Interpretation of the iconography is controversial because it isn't certain which day which panel was opened, or what purpose each stage served. The performance for which the paintings were designed has been lost, the original meaning has been lost. So interpretation of one panel, showing Christ's suffering on the Cross, as intended to produce a bond of sympathy with the suffering of the plague victims; and interpretation of another panel, showing the clean body of the Risen Christ, as intended to suggest their freedom from pain and disease in the hereafter, is speculation.


I think the fact that people take vastly different things from paintings in different times is one criterion for a serious work of [painting] art. But that doesn't really work with photographs, because while (I believe) photography is a serious art form, it is essentially different from painting. As long as people are human and use native vision, I think the meanings of photographs will remain relatively fixed -- when you think of great photographs (choose one) how will the interpretation of that work change in 100 or 200 years?

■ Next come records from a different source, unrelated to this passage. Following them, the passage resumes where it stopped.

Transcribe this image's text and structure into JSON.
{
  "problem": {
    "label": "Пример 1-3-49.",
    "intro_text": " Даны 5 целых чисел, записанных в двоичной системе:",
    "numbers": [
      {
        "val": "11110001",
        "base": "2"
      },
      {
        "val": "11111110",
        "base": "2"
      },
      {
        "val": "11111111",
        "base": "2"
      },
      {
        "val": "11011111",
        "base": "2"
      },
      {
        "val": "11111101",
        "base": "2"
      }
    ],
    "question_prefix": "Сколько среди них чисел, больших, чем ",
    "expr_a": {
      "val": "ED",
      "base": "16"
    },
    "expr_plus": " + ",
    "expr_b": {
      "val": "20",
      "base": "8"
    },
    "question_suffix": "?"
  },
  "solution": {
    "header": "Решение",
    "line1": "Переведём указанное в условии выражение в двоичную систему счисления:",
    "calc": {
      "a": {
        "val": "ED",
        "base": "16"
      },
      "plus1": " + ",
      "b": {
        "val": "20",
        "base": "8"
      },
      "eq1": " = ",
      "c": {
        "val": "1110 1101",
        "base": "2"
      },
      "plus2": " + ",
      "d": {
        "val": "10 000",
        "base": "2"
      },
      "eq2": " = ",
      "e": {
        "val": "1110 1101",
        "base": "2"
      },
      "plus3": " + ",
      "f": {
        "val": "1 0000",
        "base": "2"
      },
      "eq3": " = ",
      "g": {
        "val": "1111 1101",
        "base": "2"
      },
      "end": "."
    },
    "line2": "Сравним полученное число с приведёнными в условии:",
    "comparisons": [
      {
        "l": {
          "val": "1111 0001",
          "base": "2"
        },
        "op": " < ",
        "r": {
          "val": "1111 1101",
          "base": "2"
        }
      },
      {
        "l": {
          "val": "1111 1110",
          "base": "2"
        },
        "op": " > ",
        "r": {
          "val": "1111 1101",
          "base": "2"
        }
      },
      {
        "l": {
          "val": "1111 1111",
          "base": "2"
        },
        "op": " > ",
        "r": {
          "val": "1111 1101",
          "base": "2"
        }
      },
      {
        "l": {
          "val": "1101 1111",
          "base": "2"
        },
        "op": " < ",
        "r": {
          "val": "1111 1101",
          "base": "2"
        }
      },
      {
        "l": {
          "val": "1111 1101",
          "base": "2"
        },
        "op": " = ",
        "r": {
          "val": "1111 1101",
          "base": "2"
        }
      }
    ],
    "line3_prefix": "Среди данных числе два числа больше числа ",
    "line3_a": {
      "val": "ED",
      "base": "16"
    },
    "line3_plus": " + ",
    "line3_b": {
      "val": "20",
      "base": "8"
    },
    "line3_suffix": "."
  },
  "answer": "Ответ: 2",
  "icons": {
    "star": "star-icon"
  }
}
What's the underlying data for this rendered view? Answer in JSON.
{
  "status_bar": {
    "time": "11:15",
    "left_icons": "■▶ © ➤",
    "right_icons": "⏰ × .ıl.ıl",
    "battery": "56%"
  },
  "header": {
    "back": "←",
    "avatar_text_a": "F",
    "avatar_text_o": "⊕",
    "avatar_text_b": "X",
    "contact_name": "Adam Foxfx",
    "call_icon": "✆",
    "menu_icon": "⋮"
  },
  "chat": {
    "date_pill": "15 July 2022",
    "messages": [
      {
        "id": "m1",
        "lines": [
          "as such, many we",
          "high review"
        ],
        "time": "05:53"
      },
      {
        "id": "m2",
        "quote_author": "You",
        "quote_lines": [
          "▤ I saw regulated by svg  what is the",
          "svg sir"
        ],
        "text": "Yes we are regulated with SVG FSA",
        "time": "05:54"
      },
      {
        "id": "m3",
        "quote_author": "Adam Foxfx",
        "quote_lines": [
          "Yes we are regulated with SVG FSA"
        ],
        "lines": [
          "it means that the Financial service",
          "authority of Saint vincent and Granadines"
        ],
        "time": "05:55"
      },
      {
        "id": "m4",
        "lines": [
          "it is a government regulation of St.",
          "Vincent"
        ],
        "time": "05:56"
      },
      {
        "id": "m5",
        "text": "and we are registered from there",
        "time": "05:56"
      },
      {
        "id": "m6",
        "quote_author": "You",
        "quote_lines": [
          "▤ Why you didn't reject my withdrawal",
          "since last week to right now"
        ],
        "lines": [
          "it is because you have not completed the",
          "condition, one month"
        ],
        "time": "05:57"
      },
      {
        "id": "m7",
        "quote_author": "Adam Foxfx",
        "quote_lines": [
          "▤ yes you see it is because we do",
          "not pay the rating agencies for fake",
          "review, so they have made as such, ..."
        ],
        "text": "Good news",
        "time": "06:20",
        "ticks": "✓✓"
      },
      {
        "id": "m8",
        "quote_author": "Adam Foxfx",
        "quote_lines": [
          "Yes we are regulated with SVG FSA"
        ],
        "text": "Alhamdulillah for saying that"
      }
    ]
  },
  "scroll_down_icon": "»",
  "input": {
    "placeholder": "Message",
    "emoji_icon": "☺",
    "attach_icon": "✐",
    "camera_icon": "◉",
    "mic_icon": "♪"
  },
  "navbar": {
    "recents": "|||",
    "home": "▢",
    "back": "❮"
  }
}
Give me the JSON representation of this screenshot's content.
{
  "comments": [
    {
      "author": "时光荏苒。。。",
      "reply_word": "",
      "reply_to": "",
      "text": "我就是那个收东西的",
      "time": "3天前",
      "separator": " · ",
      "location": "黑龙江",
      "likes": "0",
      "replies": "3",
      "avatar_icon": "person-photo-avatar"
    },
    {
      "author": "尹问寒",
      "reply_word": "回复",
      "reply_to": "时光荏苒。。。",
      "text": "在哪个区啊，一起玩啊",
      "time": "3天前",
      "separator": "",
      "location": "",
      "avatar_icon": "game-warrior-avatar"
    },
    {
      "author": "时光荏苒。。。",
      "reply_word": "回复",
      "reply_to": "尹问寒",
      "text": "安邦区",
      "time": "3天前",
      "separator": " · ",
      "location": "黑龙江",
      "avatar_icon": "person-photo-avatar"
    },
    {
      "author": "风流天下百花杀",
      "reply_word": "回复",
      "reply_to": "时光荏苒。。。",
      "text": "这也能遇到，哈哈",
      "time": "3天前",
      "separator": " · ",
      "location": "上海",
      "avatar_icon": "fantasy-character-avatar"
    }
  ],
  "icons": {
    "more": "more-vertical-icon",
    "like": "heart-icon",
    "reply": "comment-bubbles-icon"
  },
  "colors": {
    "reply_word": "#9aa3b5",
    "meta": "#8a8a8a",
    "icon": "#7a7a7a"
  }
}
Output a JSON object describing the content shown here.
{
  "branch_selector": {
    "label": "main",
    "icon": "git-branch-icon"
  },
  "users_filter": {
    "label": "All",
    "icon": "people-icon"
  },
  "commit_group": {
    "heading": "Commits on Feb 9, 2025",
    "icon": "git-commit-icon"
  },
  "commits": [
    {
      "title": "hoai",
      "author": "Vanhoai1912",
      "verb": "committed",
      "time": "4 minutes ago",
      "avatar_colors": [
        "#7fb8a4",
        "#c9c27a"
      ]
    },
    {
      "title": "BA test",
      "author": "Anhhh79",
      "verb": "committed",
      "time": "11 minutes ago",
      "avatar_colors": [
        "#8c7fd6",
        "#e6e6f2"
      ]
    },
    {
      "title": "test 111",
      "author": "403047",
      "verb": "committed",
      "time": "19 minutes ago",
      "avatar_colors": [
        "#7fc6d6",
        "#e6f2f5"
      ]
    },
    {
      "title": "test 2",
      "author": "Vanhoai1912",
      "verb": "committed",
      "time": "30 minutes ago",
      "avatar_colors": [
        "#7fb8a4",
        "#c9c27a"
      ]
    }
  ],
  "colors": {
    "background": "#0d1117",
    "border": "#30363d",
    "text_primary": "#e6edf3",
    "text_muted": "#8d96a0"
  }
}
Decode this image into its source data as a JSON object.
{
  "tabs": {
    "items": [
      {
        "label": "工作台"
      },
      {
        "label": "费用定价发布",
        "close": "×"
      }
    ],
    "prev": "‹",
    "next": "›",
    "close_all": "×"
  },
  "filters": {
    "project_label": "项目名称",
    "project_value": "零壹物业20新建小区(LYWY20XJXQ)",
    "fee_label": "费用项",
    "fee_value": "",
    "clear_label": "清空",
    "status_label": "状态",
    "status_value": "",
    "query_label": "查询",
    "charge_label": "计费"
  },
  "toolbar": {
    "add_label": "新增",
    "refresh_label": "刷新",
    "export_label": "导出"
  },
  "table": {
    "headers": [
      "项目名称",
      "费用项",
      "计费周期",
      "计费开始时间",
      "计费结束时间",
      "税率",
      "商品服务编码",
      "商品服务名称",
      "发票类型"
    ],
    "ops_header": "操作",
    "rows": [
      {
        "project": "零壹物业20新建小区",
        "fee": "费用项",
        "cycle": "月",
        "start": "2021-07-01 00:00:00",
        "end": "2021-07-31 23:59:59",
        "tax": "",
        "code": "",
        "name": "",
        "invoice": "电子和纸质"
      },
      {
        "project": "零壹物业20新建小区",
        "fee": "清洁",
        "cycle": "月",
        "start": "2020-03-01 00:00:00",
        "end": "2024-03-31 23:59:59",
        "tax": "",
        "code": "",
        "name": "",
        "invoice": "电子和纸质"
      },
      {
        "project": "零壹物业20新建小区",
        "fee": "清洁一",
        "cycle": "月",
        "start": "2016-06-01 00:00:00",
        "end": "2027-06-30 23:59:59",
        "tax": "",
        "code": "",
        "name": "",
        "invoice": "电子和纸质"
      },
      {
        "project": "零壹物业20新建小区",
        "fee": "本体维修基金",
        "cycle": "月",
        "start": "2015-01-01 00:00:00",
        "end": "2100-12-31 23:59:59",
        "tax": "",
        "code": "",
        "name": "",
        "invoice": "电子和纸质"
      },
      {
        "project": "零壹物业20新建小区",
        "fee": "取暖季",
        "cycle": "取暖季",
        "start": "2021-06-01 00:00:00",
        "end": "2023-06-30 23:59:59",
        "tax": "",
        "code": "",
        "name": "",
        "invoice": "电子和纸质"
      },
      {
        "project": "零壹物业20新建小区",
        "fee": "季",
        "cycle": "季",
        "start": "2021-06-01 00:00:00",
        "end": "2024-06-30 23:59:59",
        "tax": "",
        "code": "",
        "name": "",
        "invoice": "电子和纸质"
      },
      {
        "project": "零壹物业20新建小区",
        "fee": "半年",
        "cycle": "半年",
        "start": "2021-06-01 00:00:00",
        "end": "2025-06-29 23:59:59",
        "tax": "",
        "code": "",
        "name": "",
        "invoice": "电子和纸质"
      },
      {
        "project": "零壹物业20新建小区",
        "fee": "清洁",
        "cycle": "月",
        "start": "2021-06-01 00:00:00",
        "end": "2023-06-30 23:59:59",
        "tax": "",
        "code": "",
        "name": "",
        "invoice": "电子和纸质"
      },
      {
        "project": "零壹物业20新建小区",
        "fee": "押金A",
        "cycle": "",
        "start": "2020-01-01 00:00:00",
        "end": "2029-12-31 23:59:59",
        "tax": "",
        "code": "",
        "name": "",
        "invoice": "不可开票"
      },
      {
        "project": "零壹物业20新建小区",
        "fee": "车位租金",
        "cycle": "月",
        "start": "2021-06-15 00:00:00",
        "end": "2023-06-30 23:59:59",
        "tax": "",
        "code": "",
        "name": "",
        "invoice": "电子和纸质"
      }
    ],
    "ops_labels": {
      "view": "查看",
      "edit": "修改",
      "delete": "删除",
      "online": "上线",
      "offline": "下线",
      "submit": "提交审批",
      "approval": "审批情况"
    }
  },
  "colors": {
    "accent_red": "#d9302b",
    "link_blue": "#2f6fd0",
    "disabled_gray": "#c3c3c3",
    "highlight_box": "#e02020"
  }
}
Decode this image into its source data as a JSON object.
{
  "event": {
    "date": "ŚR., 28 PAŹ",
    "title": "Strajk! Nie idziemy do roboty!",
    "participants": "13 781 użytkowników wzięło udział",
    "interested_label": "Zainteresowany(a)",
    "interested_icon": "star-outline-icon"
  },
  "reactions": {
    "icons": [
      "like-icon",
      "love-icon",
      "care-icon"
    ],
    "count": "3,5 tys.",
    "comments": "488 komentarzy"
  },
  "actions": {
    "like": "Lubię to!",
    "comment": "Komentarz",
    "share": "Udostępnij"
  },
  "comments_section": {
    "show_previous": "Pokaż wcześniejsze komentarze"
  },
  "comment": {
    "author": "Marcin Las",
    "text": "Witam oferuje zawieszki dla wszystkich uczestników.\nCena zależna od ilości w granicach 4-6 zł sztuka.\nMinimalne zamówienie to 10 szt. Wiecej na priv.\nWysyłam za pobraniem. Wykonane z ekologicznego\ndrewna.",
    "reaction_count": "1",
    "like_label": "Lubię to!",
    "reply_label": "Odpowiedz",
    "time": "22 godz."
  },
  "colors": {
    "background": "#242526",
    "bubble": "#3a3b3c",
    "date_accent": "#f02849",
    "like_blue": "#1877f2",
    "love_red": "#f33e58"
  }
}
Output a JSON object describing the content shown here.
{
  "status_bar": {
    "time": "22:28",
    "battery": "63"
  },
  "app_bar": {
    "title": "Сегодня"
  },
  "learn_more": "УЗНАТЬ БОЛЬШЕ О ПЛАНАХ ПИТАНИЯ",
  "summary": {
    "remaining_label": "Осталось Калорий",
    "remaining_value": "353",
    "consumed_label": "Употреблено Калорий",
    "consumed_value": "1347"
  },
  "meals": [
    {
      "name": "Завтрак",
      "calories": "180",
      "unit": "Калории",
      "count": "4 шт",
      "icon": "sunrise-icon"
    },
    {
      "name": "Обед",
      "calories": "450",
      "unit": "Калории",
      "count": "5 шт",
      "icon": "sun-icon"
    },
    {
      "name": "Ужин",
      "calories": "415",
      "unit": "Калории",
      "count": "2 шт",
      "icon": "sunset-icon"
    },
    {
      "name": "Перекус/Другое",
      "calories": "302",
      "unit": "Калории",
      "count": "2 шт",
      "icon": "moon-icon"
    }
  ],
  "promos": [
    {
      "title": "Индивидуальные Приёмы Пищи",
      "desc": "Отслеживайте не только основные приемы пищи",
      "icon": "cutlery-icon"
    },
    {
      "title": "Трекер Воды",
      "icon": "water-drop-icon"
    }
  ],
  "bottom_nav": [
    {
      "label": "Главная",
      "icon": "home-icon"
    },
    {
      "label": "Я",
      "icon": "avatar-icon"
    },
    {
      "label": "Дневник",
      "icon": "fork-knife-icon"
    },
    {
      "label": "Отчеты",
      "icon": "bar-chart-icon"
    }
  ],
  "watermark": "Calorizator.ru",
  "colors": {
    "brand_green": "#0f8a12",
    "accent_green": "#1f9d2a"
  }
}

Timothy O'Sullivan's 1870s photographs of record from the Geological Exploration of the Fortieth Parallel re-interpreted as art during the 1930's and 40's.

Sebastião Salgado's 1984/5 photojournalism of the Sahel famine mostly unpublished in the US until 1990 when it was re-interpreted as art and exhibited at SFMOMA.

In 100 years will anyone remain who can believe that photographs were once expected to represent a specific object in a specific place at a specific time? In 100 years will anyone understand a photograph as more than a still frame from a lost video commercial?